Which is why i suppose, it's important that they approve. I've learned a long time ago to not live under anyone's approval as my life is only mine to live. But this will just complete the little circle that is my life that i am attempting to rebuild. It's taken a while and i know it is no where near finished but everyday helps just that little bit.

So anyway, i'm off to take pictures soon, will hopefully get some great shots and post them up!! :)

Tuesday, July 3, 2007

Ramble Shame...

I've been sitting here for who knows how long wondering what to write. Not that i'm suddenly out of words, quite the contrary, i just have too much on my mind, too much to say.

So i figured what the hell, start writing and see where it takes me.

So i'll start from yesterday..we all know how we dread the much hated Mondays...Mine was exceptionally bad. The first thing i did was screwed-up. And i mean screwed-up..in my eyes i fucked up big time. When i'm feeling particularly generous towards myself i can tell myself that everyone makes mistakes, we're human after all.

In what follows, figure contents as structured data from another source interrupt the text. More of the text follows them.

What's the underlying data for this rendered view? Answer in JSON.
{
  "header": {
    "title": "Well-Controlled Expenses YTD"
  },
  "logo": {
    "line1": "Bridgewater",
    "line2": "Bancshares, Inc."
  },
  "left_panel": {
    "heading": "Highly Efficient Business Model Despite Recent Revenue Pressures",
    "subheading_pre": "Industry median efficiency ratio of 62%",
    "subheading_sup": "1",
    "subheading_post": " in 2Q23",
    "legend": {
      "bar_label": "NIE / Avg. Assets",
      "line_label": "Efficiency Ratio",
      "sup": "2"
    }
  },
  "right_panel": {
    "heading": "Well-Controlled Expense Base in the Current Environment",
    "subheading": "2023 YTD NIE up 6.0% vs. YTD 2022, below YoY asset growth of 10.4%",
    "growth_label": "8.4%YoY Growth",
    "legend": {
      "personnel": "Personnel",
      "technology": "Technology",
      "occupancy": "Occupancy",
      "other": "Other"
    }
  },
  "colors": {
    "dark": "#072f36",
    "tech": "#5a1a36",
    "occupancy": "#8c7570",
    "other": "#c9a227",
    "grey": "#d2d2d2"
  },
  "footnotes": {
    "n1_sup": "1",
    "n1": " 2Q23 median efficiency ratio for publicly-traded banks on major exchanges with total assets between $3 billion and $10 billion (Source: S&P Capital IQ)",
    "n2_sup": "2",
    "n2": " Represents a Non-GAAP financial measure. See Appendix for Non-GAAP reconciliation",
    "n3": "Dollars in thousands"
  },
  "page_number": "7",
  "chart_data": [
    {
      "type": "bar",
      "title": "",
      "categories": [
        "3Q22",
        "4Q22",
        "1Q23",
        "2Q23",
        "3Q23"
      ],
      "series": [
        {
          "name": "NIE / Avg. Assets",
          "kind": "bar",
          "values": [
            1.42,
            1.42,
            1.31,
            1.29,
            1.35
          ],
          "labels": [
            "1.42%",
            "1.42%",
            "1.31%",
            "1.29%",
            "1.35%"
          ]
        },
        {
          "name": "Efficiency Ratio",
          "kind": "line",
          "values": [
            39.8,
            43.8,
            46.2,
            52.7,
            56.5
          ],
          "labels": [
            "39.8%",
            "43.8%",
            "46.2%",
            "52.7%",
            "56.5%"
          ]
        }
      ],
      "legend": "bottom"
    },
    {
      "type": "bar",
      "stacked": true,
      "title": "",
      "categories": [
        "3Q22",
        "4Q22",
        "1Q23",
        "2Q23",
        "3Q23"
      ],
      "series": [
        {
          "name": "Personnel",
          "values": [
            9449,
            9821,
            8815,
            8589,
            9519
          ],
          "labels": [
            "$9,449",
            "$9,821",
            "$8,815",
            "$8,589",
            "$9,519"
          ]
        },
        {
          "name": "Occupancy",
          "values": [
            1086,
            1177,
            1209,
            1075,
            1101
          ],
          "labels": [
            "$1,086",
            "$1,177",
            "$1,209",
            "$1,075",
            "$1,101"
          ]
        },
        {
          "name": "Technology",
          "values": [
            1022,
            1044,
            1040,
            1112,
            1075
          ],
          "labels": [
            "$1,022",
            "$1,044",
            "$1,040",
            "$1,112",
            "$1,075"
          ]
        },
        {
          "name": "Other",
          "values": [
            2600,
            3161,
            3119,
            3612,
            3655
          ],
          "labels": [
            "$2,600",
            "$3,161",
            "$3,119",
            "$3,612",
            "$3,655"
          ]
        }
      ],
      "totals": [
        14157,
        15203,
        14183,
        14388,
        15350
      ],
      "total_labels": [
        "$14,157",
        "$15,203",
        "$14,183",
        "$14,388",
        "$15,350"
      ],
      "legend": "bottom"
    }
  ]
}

But i also know it was something totally avoidable...

Oh well...i guess we all have to move on one way or another and i'm working towards that now.

So the past 2 days have pretty much been a flurry of activities at work. You know that feeling when all the days seem to be merging? Before long you're actually losing track of days and you come to a stop one day wondering what day of the week you're on?

I have that problem especially with my weekends. I try to think back about my weekend and all i can remember are drunken antics...oh and not to forget the hangovers of course. But even those seem to be merging into a long life of hangover living...sigh..

Damn i'm rambling.

Hmmm..maybe i should stop drinking..haha..let's scrap that idea straight-away...how else am i going to de-stress at weekends??

However, ciggies are at an all-time high (obviously!) at 8 bucks a packet!! What the hell are they trying to do? Kill us all?? (uh...was that a stupid question??)

But seriously, that's cut-throat i tell you. It's enough to make you want to stop smoking..although to be fair, i'm still waiting for that urge to come along..and so far, i'm still waiting.

The next thing you know they'll ban smoking in pubs and stuff like they're doing in Europe..*gasp*horror*!!! Then we'll all have to move to China cause they never ban anything there other than English films...

So anyway...my picture taking hobby is coming along fine. It has had a great rest really, sitting in that bag pretty much ever since i bought it. Soooo want to take pictures but to be honest, i'm finding it a little difficult lately trying to balance all other aspects of my life.

But i can't complain really. Things are working out nicely. And August is coming soon...

Hopefully inside myself i can start afresh then.